Last week I found the other kind of letter in my mailbox: I'm sorry to inform you that ...
One week a loser and the next a winner. I try to remember that these labels are external and have little to do with my poems and even less to do with who I am as a person. True that it's easier for me to remember this tonight than it was last week.
Maybe the real message here is that things change constantly. On bad days I tell myself that I just need to make it to the next morning, on good days I never want to go to sleep. Why do prizes matter? Because they make us (read me) feel honored. Because poets rarely receive much notice in the world (let alone prizes). Because a poetry prize gives me reason to keep pushing on even when my poems seem to be getting harder and harder to write. Because it feels like receiving a gold star from a favorite teacher. Because who doesn't want to feel appreciated?

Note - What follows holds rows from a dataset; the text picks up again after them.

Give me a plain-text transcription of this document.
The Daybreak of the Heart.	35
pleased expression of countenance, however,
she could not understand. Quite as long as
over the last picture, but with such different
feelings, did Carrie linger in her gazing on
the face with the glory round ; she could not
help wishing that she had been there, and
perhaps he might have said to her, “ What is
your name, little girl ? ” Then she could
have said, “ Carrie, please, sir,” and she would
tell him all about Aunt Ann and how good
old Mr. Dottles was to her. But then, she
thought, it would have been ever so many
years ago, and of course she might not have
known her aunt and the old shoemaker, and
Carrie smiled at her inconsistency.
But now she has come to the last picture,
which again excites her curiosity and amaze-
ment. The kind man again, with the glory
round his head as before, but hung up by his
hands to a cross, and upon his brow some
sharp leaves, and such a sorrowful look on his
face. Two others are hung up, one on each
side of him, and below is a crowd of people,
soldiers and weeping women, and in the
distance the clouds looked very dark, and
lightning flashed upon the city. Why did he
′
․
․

Today in my English 101 class I asked my students how they would use their newly honed writing skills when our class finishes next week. Some said they would feel more confident posting on blogs, some said for their future nursing work, some said for Psych 100. But one young woman shyly said she wanted to someday write her first book. Yes, it all starts with recognition. I told her that first books are published everyday. Why not hers? Why not yours?
|Millay Colony for the Arts|
My very first awarded artist residency was the Millay Colony in Austerlitz, New York. It was for the month of February (an easier month to win a residency for sure) and I was called at the last minute as an alternate. And yet. A jury had deemed my work worthwhile (barely!) and I took that nod of recognition seriously. The poems I wrote here are collected in my first book, The Cartographer's Tongue - Poems of the World. But here's the thing: I had not yet even thought about publishing a book. I needed recognition first before my dreams could become more ambitious.
We're only human. Someone needs to care about our work in order for us to forge through dry spells and other barriers. I write my poems to please myself - but that includes wanting to please other readers - to play, to philosophize, to try and be wise. What better way to live a life than this?